In Fig. 5, the presence of carbon in the elemental map confirms the presence of eBMMSCs, since it is the largest constituent of living matter. The presence of roughness both inside and around the pores may be able to promote bone internal cell growth in the pore region, providing not only anchoring for fixation but also a system capable of allowing stresses to be transferred from the implant to the tissue [39]. In the same figure, note the difficulty of finding the adhered cells being molded according to the surface on which they were exposed. Many works have found that cells have the ability to mold and modify their geometry depending on the environment [40].

The early differentiation of cells treated with conditioned medium by biomaterial was proven due to the clear morphological change from fibroblastic to polygonal shape before treatment with conventional medium and calcium deposition. As one of the differentiation strategies based on the concept that bioactive biological clues can be added to the implant surface to promote the regenerative processes on its surface, one of the important roles of magnesium is observed, which would be able to stimulate osteoconductivity. Mg affects the activity of alkaline phosphatase (ALP), a marker of early osteogenic differentiation, and its activity improves in the presence of Mg particles. In our work, 2.2 µg/ml or 0.9 mM Mg ions were released in the medium. Studies have shown that high doses can hamper the osteointegrative process. Zhang et al. treated human bone marrow stem cells (hBMSCs) with different concentrations of Mg2+, and matrix mineralization was significantly inhibited in osteoinductive medium at concentrations equal to or above 1.3 mM. [41]. Wang et al. demonstrated that concentrations of 1.8 mM and 3.8 mM Mg2+ significantly decreased calcium oscillation amplitude or frequency, while increasing the concentration of Mg2+ from 0.8 to 1.3 mM exhibited no effect on calcium oscillation frequency [42]. The authors deduced that a high Mg2+ environment inhibits matrix mineralization by suppressing the calcium oscillation frequency in hBMSCs.

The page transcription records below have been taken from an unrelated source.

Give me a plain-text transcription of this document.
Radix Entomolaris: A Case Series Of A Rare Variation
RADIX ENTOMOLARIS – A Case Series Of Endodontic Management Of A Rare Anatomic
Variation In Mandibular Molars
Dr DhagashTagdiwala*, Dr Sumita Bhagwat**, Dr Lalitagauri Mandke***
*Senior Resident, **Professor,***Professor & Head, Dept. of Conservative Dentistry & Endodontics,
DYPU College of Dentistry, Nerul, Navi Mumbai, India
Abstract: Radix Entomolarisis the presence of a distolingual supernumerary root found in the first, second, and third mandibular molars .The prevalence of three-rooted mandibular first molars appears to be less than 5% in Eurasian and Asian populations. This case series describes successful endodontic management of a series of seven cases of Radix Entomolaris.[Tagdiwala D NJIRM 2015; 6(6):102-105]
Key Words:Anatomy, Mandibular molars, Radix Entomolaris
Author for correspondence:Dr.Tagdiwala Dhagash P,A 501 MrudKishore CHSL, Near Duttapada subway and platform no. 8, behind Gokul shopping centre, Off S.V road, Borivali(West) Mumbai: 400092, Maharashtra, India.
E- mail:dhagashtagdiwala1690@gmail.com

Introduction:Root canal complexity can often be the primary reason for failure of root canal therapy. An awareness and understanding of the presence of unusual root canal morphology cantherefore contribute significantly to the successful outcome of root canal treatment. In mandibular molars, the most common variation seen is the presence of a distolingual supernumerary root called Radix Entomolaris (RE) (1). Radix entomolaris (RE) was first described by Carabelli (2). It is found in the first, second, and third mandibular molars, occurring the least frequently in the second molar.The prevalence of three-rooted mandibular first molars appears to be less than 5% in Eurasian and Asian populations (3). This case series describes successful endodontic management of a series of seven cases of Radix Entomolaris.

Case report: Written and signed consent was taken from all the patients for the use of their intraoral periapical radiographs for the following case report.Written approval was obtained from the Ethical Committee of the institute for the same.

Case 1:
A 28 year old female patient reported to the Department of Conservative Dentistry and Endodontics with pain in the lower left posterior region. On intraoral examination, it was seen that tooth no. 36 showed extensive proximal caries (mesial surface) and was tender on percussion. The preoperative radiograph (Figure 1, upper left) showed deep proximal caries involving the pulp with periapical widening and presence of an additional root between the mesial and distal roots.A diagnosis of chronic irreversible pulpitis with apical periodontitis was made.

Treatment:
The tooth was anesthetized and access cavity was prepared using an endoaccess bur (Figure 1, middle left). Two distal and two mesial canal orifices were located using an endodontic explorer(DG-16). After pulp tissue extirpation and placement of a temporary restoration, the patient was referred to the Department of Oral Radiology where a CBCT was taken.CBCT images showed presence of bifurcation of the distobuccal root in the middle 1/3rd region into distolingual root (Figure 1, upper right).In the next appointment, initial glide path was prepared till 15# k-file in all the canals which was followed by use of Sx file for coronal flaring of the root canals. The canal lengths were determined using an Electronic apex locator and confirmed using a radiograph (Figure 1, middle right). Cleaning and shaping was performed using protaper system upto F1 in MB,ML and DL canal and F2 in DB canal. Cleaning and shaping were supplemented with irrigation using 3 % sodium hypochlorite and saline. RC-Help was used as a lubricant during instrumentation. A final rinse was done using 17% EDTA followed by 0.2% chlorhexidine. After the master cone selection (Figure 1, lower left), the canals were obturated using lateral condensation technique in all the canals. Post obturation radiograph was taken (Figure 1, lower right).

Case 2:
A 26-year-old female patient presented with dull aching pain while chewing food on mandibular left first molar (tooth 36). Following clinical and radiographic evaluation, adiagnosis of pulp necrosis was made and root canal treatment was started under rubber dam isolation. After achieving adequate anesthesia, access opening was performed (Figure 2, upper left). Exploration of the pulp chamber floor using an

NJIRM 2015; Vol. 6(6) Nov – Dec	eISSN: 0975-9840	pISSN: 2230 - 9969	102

The effect of the culture medium identified on eBMMSC ROS ( + ) was notable after 7 days of analysis, as indicated in Fig. 9. Naturally, in the control group, the eBMMSCs ROS ( + ) increased. This effect was also demonstrated in the works by Tirza et al. [43]. In the treated group, the number of eBMMSCs ROS ( + ) began to fall within 24 h of treatment with the conditioned medium, up to 48 h of analysis and up to 7 days remained constant. Some authors have reported that low extracellular Mg is linked to an increased generation of ROS in different kinds of cells [44].

Using human endometrial MSCs, Lyublinskaya et al. showed that intracellular basal ROS levels are positively correlated with the proliferative status of cell cultures. In fact, they observed that physiologically relevant levels of ROS are required for the initiation of human MSC proliferation and that low levels of ROS due to antioxidant treatment can block stem cell self-renewal [45].

Oxidative stress is a major factor impairing MSC function, resulting in decreased osteogenesis [46]. It is clear that Mg has an effect on decreasing eBMMSCs (ROS) + and on osteogenic differentiation.

5 Conclusion

Biological tests of direct and indirect contact with BMMSCs in Ti-34Nb-6Sn/Mg alloy with an elastic modulus close to bone tissue were performed. The BMMSCs adhered quickly to the surface of the biomaterial, and no harmful effects were seen during the experimental time used. The osteogenic differentiation process was observed between days 10 and 15 with the treatment of BMMMSCs with conditioned medium with the alloy. The BMMSCs decreased ROS production during the first 48 h and remained constant for up to 7 days, indicating a possible antioxidant defense potential of magnesium. It can be concluded that Ti-34Nb-6Sn/Mg does not negatively influence the biological functions of cells and is stimulated by the low content of biodegraded magnesium present in the alloy. In our team, works are being developed regarding the Mg concentration in Ti-34Nb6Sn alloys to study their biological and mechanical properties.